At step 30, an Executable Statistics Job data store 1003 is created. This data store is populated manually or semi-automatically in the prior art. Vendor software is available that aid the process of creating a single statistics job. Statistics control cards are used as input to the utility. Step 30 generates the actual job to run the statistics utility. Step 30 includes steps 31 and 32.
Step 31 includes the utility control cards, produced in step 22, as input to the utility, in the executable job. Step 32, Build Executable Statistics Utility Job, builds the required job statements, the Executable Statistics Utility Job data store 1003, that result in the creation of an executable job.
Step 40, the Execute Statistics Utility Job, gets the statistics utility job scheduled and executed. Typically, a decision is made as to when the utility should execute and documentation is created to convey that information to a Change Management Group. Step 40 includes steps 41, 42 and 43.
Step 41, Determine Dependencies and Execution Time, which is typically manual, analyzes existing scheduled jobs or events to determine dependencies and when the utility should execute. An example of a dependency might be an application-related job that updates the object. An example of when to execute the utility might be down time for an application that references the object. Step 42, Prepare Change Management Documentation, compiles and produces the documentation required to get the executable job scheduled in the environment's job scheduling system. The Statistics Change Management Documentation data store 1004 is populated manually or semi-automatically by in-house or vendor software. Document content consists of specifics of day and time the job executes, dependencies, and location of all pieces of the executable package. Step 43, Add/Replace Job in Job Scheduling System and Execute, permits adding or replacing the job, in the job scheduling system defined libraries or directories; and adding or replacing the day and time definitions, including any and all dependencies, for the job, in the job scheduling system. Actual execution of the utility will result in the metadata being updated, and possibly vendor supplied data stores, being updated. Step 43 typically updates Metadata 1001; the Change Management Copy of Statistics Utility Job data store 1005 which comprises the executable pieces of the package, and is populated by the organization's change management team; and Vendor Data Store 1006. This data store exists if an organization has vendor software that augments the statistics and/or reorganization generation process. Examples of this data store are vendor threshold violation entities or proprietary entities. Not all vendors provide these entities or processes. The current invention fills in gaps created by not having currently available vendor software.

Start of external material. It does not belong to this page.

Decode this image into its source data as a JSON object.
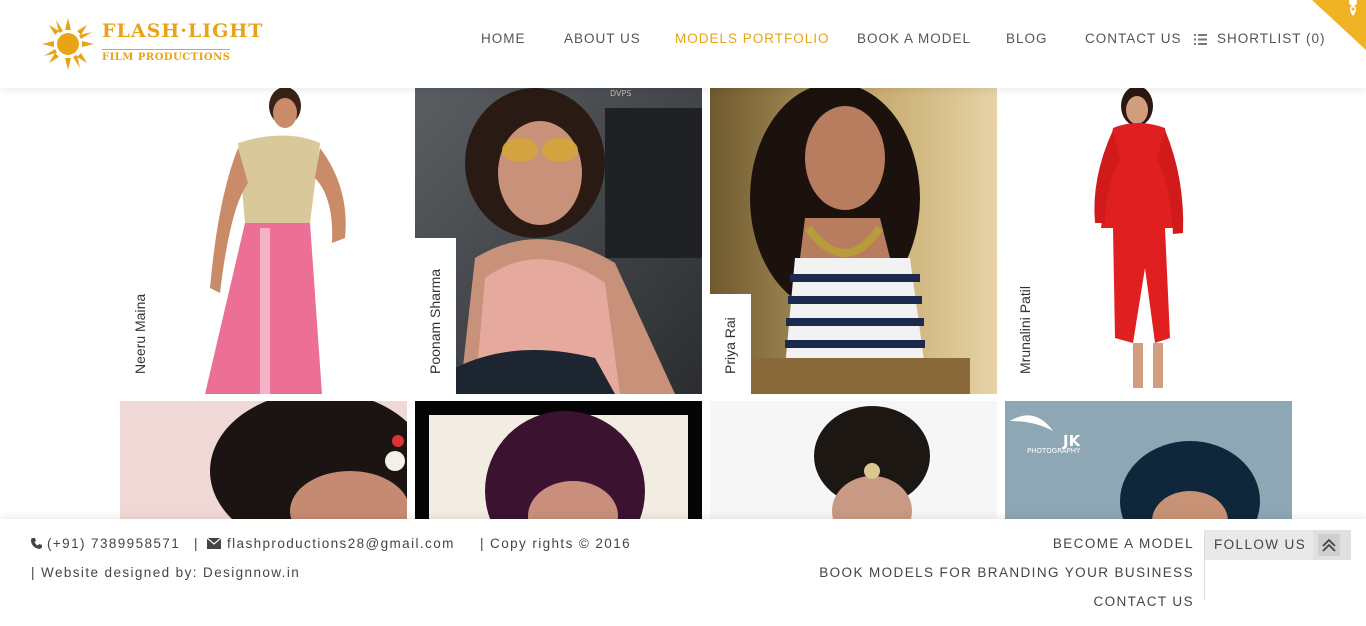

Step 61, Determine Object List from Metadata reads objects from the metadata. Candidate objects are typically determined based on name. Step 62, Apply Thresholds to Statistics Utility Job Output, applies all thresholds, thereby creating a second and final list, or filtered list. Typically thresholds are minimum or maximum values for characteristics like cluster ratio and number of extents. At step 63, Build Reorg Utility Control Cards from Filtered Object List, the control cards are formatted, either manually or semi-automatically, based on the list from step 62, and stored in the Reorg Utility Control Cards data store 1007.
Step 70, Build Reorg Utility Job, generates the actual job to run the reorg utility. Step 70 includes steps 71 and 72.
Step 71, Include Reorg Utility Control Cards in Job, includes the utility control cards, from step 63, as input to the utility, in the executable job. Step 72, Build Executable Reorg Utility Job, builds the required job statements that result in the creation of an Executable Reorg Job data store 1008. This data store is populated manually or semi-automatically in the prior art. Vendor software is available that aid the process of creating a single reorganization job. Reorg control cards are used as input to the utility.
Step 80, Execute Reorg Utility Job, gets the reorg utility job scheduled and executed. Typically, a decision is made as to when the utility should execute and documentation is created to convey that information to a Change Management Group. Step 80 includes steps 81, 82 and 83.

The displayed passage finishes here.